Photo: Students in Dialogue

Why Dialogue?

The research is clear: students who experience dialogue in the classroom and on campus have better learning outcomes, according to Essential Partners research and evaluations. Students report feeling more connected to their classmates and their campus communities. They also report greater openness to opposing points of view and exhibit greater willingness to engage in conversations across differences in values, views, and identities.

Photo: Students Talking

Campus Community

Both in the classroom and in campus life, dialogue has been shown to help students adjust to college and create a more cohesive campus community.

Students report feeling not only a greater sense of belonging after engaging in dialogue but also more openness and willingness to engage across differences. In a first-year seminar section taught using dialogic classroom techniques, nearly half (44%) of students strongly agreed that the seminar “helped me feel like I belong at [this college],” compared to only 23% of their peers in other sections of the same course.

In addition, more than half (56%) of students in these dialogic classrooms strongly agreed that the course “helped me adjust to college life and expectations,” compared to only 27% of their peers in other sections of the same course.

Students, faculty, and administrators use EP's dialogue skills to stop the cycle of polarization before it starts. This doesn't erase the conflicts. It doesn't wash away the differences. But this investment in dialogue lets people talk to one another as colleagues, collegiates, and neighbors, rather than as enemies.

Research from the Institute for Democracy in Higher Education has shown that three keys to creating a generation of engaged citizens are fostering civic discourse, increasing social connectivity, and teaching the skills of democracy. All of these are hallmarks of the Essential Partners vision for the dialogic campus.

Photo: Students in dialogue

Academic Success

Students in dialogic classrooms routinely report greater content retention than students in similar classes, as well as more investment in the course as a whole. Both outcomes are generated by fostering curiosity through personal connections to the topics of the course.

When students feel more personally connected to a topic, they begin to get curious. When they're genuinely curious, that is when learning outcomes are strongest.

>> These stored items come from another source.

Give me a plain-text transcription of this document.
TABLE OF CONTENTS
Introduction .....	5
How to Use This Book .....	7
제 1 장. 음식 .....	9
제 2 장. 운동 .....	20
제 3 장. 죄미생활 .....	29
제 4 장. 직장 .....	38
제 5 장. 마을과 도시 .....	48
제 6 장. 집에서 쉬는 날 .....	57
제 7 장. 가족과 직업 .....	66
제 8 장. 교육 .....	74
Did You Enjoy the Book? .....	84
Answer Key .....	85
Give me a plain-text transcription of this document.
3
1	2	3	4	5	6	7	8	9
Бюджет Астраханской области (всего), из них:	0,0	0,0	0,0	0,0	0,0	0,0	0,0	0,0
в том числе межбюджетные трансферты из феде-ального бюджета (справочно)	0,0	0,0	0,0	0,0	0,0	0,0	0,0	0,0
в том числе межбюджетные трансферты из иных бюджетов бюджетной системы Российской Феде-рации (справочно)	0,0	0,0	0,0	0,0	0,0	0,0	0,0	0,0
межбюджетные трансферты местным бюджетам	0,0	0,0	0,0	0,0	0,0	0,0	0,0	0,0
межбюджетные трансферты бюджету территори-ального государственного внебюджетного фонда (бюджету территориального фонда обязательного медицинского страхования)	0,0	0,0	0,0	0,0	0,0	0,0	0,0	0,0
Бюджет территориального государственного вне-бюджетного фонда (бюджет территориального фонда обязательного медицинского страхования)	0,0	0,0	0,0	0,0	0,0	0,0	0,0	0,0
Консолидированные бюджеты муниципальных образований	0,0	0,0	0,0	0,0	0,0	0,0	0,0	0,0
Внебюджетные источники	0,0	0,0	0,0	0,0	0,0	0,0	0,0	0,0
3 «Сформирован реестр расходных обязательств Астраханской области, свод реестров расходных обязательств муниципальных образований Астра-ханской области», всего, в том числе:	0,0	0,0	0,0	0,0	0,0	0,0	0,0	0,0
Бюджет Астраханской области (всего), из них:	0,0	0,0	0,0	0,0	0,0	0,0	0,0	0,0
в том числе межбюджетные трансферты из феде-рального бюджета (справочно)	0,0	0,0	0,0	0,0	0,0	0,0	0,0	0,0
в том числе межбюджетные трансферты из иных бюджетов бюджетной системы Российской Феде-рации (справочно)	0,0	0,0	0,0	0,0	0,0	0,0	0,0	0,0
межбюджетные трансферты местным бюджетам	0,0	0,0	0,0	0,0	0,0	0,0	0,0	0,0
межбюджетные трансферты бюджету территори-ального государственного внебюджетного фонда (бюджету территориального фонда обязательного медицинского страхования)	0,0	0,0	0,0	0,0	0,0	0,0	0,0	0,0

Dialogic classrooms also encourage more active participation, especially from self-described introverts. In one recent Essential Partners study, more than half (60%) of students in dialogic classrooms reported that their willingness to speak in class increased over the course of the semester. Students specifically identified the time for reflection, the atmosphere of openness, and the ethos of mutual respect as enabling them to share their own perspectives.

More than half of students in dialogic classrooms also say that they become more willing to ask their classmates direct questions about beliefs, values, and experiences. In the process, they engage with different beliefs on a deeper level while clarifying their own convictions.

The dialogic classroom helps students invite and incorporate new data to refine their own views. This is a cornerstone of intellectual rigor, whether in the humanities, social sciences, arts, or STEM fields. Essential Partners provides a unique set of tools and practices to foster that fundamental academic virtue.